Today the company has three main businesses: its graphic arts business, which deals with printers, designers and other publishing elements; the IT business; and its education division, known as Wriggle, which is set to benefit from the reform of the second-level education system.
It is the IT unit, however, that is poised for significant growth. Typetec currently employs more than 40 people, a number that is expected to rise thanks to its latest innovation, Global Office. Developed to offer companies the ability to access their business applications anywhere and at any time, it allows firms to outsource their core IT infrastructure.
The company first began looking for a solution to suit its clients about four years ago.
“There were lots of offerings from various companies, but it wasn’t really doing everything for us that we needed it to do for our clients; they wouldn’t just have the main applications, they might have bespoke applications,” explains Tom Close, chairman of Typetec.
This led to the company developing its own portal with a firm based in the US, which allowed it to offer everything required with what Tom Close describes as a nice interface for its clients, known as Global Office WebTop.
Global Office took about two years to develop in total.
Commercial director Brian Roe said there were a lot of “me too” companies offering the same services, and cloud was the buzzword of the day.
“I hate the term cloud personally, because it’s so vague. We prefer to say what it does,” he said.
The system was tested in-house extensively before being rolled out to clients, with Typetec moving all its own systems to Global Office first.
“It was a huge decision to do it, as well as the undertaking. It took about three to four months to develop it, and we were the guinea pigs,” said Roe.
“We put our own business in it about 15 months ago and let it sit for about six months to make sure were completely comfortable with it. Then we started bringing on clients.
“Once we realised the benefits for our business, we knew it was a winner.”
Typetec has already identified about 4,000 end-users among its clients that could benefit from Global Office, and has begun moving some over to them.
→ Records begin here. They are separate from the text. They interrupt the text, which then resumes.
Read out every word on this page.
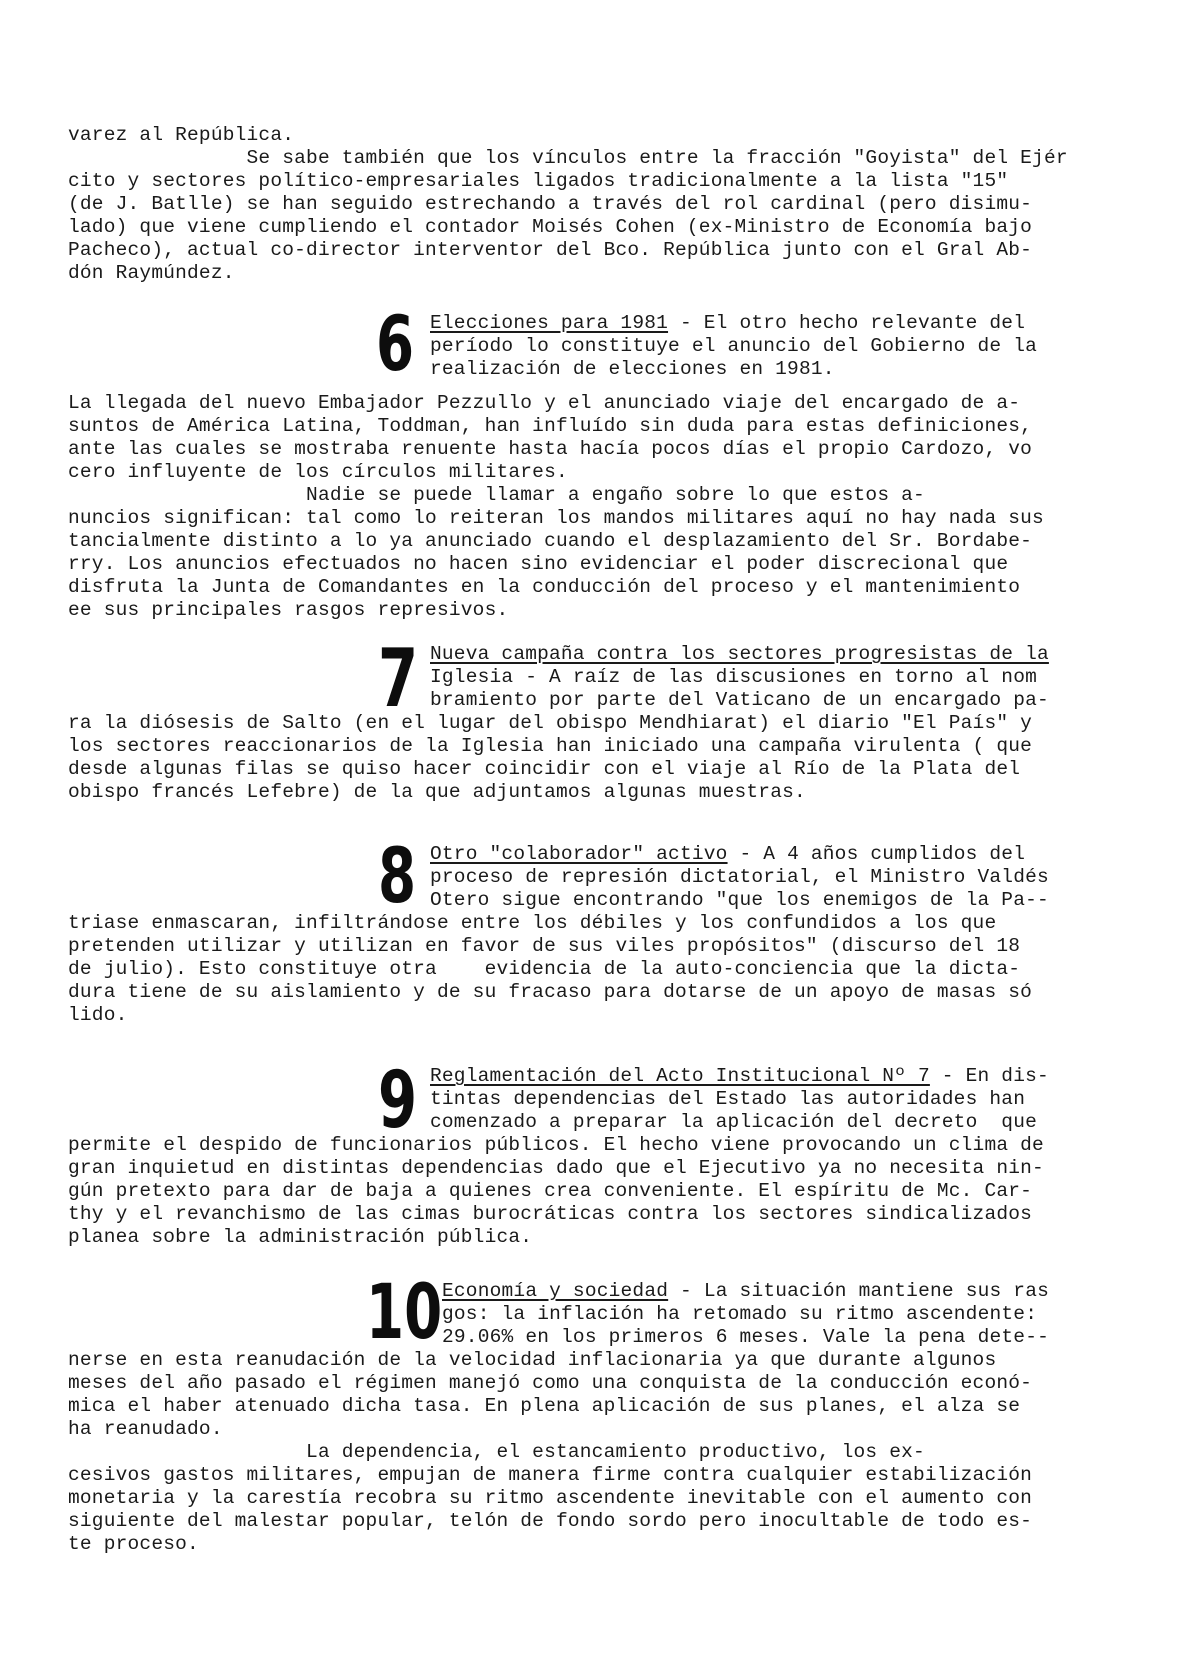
varez al República.
Se sabe también que los vínculos entre la fracción "Goyista" del Ejér
cito y sectores político-empresariales ligados tradicionalmente a la lista "15"
(de J. Batlle) se han seguido estrechando a través del rol cardinal (pero disimu-
lado) que viene cumpliendo el contador Moisés Cohen (ex-Ministro de Economía bajo
Pacheco), actual co-director interventor del Bco. República junto con el Gral Ab-
dón Raymúndez.
6 Elecciones para 1981 - El otro hecho relevante del
período lo constituye el anuncio del Gobierno de la
realización de elecciones en 1981.
La llegada del nuevo Embajador Pezzullo y el anunciado viaje del encargado de a-
suntos de América Latina, Toddman, han influído sin duda para estas definiciones,
ante las cuales se mostraba renuente hasta hacía pocos días el propio Cardozo, vo
cero influyente de los círculos militares.
Nadie se puede llamar a engaño sobre lo que estos a-
nuncios significan: tal como lo reiteran los mandos militares aquí no hay nada sus
tancialmente distinto a lo ya anunciado cuando el desplazamiento del Sr. Bordabe-
rry. Los anuncios efectuados no hacen sino evidenciar el poder discrecional que
disfruta la Junta de Comandantes en la conducción del proceso y el mantenimiento
ee sus principales rasgos represivos.
7 Nueva campaña contra los sectores progresistas de la
Iglesia - A raíz de las discusiones en torno al nom
bramiento por parte del Vaticano de un encargado pa-
ra la diósesis de Salto (en el lugar del obispo Mendhiarat) el diario "El País" y
los sectores reaccionarios de la Iglesia han iniciado una campaña virulenta ( que
desde algunas filas se quiso hacer coincidir con el viaje al Río de la Plata del
obispo francés Lefebre) de la que adjuntamos algunas muestras.
8 Otro "colaborador" activo - A 4 años cumplidos del
proceso de represión dictatorial, el Ministro Valdés
Otero sigue encontrando "que los enemigos de la Pa--
triase enmascaran, infiltrándose entre los débiles y los confundidos a los que
pretenden utilizar y utilizan en favor de sus viles propósitos" (discurso del 18
de julio). Esto constituye otra    evidencia de la auto-conciencia que la dicta-
dura tiene de su aislamiento y de su fracaso para dotarse de un apoyo de masas só
lido.
9 Reglamentación del Acto Institucional Nº 7 - En dis-
tintas dependencias del Estado las autoridades han
comenzado a preparar la aplicación del decreto  que
permite el despido de funcionarios públicos. El hecho viene provocando un clima de
gran inquietud en distintas dependencias dado que el Ejecutivo ya no necesita nin-
gún pretexto para dar de baja a quienes crea conveniente. El espíritu de Mc. Car-
thy y el revanchismo de las cimas burocráticas contra los sectores sindicalizados
planea sobre la administración pública.
10 Economía y sociedad - La situación mantiene sus ras
gos: la inflación ha retomado su ritmo ascendente:
29.06% en los primeros 6 meses. Vale la pena dete--
nerse en esta reanudación de la velocidad inflacionaria ya que durante algunos
meses del año pasado el régimen manejó como una conquista de la conducción econó-
mica el haber atenuado dicha tasa. En plena aplicación de sus planes, el alza se
ha reanudado.
La dependencia, el estancamiento productivo, los ex-
cesivos gastos militares, empujan de manera firme contra cualquier estabilización
monetaria y la carestía recobra su ritmo ascendente inevitable con el aumento con
siguiente del malestar popular, telón de fondo sordo pero inocultable de todo es-
te proceso.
“The customer can get so many advantages that they would never get on a locally- hosted system, such as disaster recovery. Everything is online and in real time, no matter where you are in the world. It particularly appeals to businesses with multiple locations, whether throughout Ireland or internationally,” said Close.
One of these firms was Morrison Mainline, a utilities company named in the Deloitte Best Managed Companies Award that is involved in collecting cash from meters, public phones, etc.
The firm has a number of offices in Cork, Limerick and Dublin, and also entered into a joint venture with construction company Murphy, forming Murphy Mainline, which is involved in the installation of water meters.
It currently has about 70 engineers on the road, using Global Office to send information back to the office, from urban and rural locations around Ireland.
About €1 million has been invested in the Global Office project to bring it to market.
By the end of 2016, the company is hoping to see Global Office generate about €2.5 million in revenue per year, with about 2,000 end-users on the system.
The Global Office platform will also mean expansion for Typetec, and with that a rise in jobs this year, with Close saying the company would likely increase from the current 45 employees to more than 60 by the end of the year as it grows the platform.
“We’re recruiting steadily every month,” said Close.
Expansion overseas is also on the cards, with Typetec talking to a number of companies in the UK to offer Global Office as a white-label product that can be run from Ireland. The company has big plans to keep expanding and moving beyond its current comfort zone.
“If we’d just stayed as we were, I think we might have become dinosaurs. We don’t tend to wait around,” said Close.
“The easiest thing to do is stay lazy and do nothing about it, but if you look at what Typetec started out as – we sold typewriters. If we’d stuck with typewriters I don’t think we’d be sitting here today.”